Hypothesis

Aging reduces mitochondrial ATP production at the neuromuscular junction (NMJ), lowering the frequency and amplitude of activity‑dependent calcium transients. This energy shortfall shifts the calcineurin/NFATc3 balance toward cytoplasmic retention, permitting FoxO‑driven atrogene expression and fiber loss.
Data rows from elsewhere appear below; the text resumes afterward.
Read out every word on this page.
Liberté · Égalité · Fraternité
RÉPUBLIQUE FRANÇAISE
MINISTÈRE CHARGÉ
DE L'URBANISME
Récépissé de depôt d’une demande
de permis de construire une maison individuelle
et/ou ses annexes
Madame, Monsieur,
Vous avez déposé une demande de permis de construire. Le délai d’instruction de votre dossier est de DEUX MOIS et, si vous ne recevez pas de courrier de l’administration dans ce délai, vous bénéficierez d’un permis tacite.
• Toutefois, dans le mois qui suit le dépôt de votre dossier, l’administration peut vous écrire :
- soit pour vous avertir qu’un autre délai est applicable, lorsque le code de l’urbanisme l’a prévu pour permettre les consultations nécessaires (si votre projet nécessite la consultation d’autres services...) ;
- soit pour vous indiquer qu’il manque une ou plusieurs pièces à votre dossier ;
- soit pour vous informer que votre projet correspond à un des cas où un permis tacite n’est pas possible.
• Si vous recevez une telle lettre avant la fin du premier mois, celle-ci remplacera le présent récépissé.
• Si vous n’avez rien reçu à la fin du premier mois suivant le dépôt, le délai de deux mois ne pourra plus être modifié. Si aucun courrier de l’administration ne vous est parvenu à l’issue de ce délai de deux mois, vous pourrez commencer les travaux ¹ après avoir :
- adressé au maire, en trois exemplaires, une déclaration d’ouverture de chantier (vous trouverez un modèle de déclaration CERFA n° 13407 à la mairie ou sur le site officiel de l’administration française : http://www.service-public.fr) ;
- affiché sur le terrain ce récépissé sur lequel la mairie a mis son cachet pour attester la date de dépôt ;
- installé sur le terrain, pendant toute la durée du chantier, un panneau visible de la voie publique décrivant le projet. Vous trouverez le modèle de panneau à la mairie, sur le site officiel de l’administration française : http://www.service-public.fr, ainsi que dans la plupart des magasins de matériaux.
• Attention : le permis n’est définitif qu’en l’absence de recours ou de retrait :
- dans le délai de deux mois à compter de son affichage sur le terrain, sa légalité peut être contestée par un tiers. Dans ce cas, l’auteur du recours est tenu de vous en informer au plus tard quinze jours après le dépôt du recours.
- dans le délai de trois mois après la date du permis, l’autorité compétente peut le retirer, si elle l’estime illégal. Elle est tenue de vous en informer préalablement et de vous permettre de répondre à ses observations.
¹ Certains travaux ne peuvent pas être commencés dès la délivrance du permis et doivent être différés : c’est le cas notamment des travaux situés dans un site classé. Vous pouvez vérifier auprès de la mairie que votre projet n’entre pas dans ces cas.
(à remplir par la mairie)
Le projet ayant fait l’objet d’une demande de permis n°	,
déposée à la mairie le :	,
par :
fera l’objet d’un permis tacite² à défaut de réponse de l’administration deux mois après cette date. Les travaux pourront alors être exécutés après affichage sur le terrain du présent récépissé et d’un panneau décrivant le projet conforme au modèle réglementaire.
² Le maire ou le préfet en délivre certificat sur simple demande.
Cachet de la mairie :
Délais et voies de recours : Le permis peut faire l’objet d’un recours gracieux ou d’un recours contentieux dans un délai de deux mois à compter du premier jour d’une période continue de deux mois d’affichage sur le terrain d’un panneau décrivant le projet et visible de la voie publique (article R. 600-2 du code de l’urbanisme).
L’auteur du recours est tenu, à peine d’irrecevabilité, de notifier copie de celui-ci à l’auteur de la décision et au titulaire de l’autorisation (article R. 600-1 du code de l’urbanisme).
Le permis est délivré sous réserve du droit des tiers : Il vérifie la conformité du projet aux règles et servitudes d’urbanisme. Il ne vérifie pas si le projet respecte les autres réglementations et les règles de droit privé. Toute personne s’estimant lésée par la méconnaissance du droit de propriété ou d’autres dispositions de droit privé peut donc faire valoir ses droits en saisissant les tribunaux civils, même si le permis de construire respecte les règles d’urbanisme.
If the ATP deficit is corrected locally, NFATc3 remains nuclear even with diminished neural input, blocking the atrophy program and revealing sarcopenia as an energy‑sensing pruning mechanism rather than inevitable damage.

Mechanistic Rationale

• Calcium influx activates calcineurin, which dephosphorylates NFATc3, enabling nuclear translocation and transcription of pro‑myogenic genes (myogenin, MEF2A) while suppressing atrogenes ([2][3]).
• ATP is required for both the SERCA pump that refills sarcoplasmic reticulum calcium stores and the mitochondrial calcium uniporter that shapes cytosolic calcium spikes ([4]). Declining ATP reduces calcium transient amplitude, weakening calcineurin activation.
• Reduced NFATc3 nuclear residency decreases miR‑23a expression, lifting repression of atrogin‑1 and MuRF1 ([1]).
• Thus, the NMJ‑calcineurin/NFAT axis functions as a metabolic checkpoint: sufficient ATP sustains NFATc3‑mediated myogenic tone; ATP shortage flips the switch to atrophy.

Testable Predictions

1. Local ATP restoration preserves NFATc3 nuclear localization in aged mouse muscle despite reduced NMJ activity.

   • Approach: Deliver AAV‑mitochondrial‑targeted ATP synthase or administer NMJ‑targeted NAD⁺ booster (e.g., Mito‑NR) to tibialis anterior of 24‑month‑old mice; verify ATP increase via luciferase assay.
   • Readout: Immunofluorescence for NFATc3 nuclear/cytoplasmic ratio; expect ≥2‑fold increase versus saline control.

2. Preserved NFATc3 nuclear signaling blocks atrogene upregulation and fiber atrophy under denervation conditions.

   • Approach: Combine the ATP‑boosting intervention with sciatic nerve crush; measure atrogin‑1/MuRF1 mRNA (qPCR) and cross‑sectional area (histology) at 7 days post‑injury.
   • Prediction: ATP‑treated, denervated fibers will show atrogene levels comparable to innervated controls and <15% atrophy, whereas controls will exhibit >30% atrophy.

3. Artificial ATP depletion in young muscle mimics the aged phenotype by driving NFATc3 cytoplasmic shift and atrophy.

   • Approach: Treat 3‑month‑old mice with low‑dose oligomycin (mitochondrial ATP synthase inhibitor) locally via osmotic pump; assess NFATc3 localization and fiber size.
   • Prediction: Oligomycin‑treated young fibers will display NFATc3 cytoplasmic retention and atrogene induction similar to aged untreated muscle.

Falsifiability

If raising intramuscular ATP fails to increase NFATc3 nuclear retention or to protect fibers from atrophy after denervation, the hypothesis that ATP‑dependent calcineurin/NFAT signaling is the pivotal metabolic checkpoint would be refuted. Conversely, confirming the predictions would support the view that age‑related muscle loss is, at least in part, an adaptive pruning response to energetic insufficiency rather than purely pathological damage.